OneRank: Unified Transformer-Native Ranking Architecture for Multi-Task Recommendation

2026-06-15Information Retrieval

Information Retrieval
AI summary

The authors point out that current recommendation systems use Transformers mainly as general feature encoders, which limits how well they can learn multiple user tasks at once. They propose OneRank, a new method that mixes feature encoding and task prediction inside the Transformer itself, allowing each task to have its own dedicated learning paths while still sharing useful information. This design helps avoid problems like conflicting updates between tasks and makes the model better at personalizing recommendations. Tests on real-world data showed OneRank works better than existing methods and is efficient to run.

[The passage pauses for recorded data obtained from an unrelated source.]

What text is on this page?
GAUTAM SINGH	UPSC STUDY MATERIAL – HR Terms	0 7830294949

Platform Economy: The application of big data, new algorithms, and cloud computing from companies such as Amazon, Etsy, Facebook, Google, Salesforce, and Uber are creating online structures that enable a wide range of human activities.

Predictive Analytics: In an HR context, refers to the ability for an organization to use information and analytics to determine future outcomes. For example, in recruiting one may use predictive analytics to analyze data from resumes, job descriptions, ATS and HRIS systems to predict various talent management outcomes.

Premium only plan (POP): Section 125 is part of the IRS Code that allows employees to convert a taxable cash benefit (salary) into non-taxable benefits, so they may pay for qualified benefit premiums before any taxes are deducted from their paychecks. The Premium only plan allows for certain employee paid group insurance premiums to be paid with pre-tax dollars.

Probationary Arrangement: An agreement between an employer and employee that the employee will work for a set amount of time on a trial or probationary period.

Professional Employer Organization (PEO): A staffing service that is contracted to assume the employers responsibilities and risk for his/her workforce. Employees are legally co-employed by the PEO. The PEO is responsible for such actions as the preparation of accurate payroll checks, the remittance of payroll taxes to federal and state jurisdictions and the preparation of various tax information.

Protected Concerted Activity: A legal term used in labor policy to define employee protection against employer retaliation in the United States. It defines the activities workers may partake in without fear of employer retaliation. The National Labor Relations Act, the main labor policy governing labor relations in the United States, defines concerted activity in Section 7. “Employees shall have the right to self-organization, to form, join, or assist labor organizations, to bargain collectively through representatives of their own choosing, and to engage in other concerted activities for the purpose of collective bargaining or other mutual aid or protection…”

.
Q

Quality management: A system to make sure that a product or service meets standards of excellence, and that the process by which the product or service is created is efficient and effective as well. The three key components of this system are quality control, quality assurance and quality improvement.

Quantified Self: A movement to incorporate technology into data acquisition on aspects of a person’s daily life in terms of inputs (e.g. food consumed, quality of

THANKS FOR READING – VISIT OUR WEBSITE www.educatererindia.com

Multi-task learningTransformerRecommender systemsGradient interferenceTask-private channelsRepresentation learningPersonalized rankingGradient detachmentMatching-based scoringContextualization
Authors
Jiakai Tang, Sunhao Dai, Kun Wang, Zhiluohan Guo, Yu Zhao, Cong Fu, Kangle Wu, Yabo Ni, Anxiang Zeng, Xu Chen, Jun Xu
Abstract
Multi-task learning (MTL) is essential in recommender systems to enable complementary learning among diverse user feedback. While modern industrial practices have shifted from DNNs to Transformer-centric architectures to strengthen sequence modeling and scaling capacity, they still decouple feature encoding from multi-task prediction, treating the Transformer as a task-agnostic encoder. This design fundamentally limits the performance and scalability by (1) creating an information bottleneck under heterogeneous task objectives, (2) inducing gradient interference that leads to the seesaw phenomenon, and (3) forcing a dataflow transition in which attention-based, context-adaptive representation learning is converted to static feed-forward task prediction with incompatible information read-write dynamics. We propose OneRank, a Transformer-native multi-task ranking framework that eliminates encoder-predictor separation and introduces task-private channels for forward representation learning and backward optimization, enabling task-specialized learning while reducing inter-task interference. In the forward pass, OneRank learns task-specific representations bottom-up through task-conditioned information selection, candidate-aware contextualization, and controlled cross-task interaction. In the backward pass, cross-task gradient detachment isolates task-private parameter updates from shared knowledge extraction modules, preventing negative transfer. We further replace static task-specific MLP scorers with dynamic matching-based scoring for context-aware personalized ranking. By internalizing multi-task reasoning within the Transformer stack, OneRank establishes a unified and scalable architectural paradigm. Offline and online experiments on large-scale industrial datasets show that OneRank significantly outperforms state-of-the-art baselines while maintaining computational efficiency.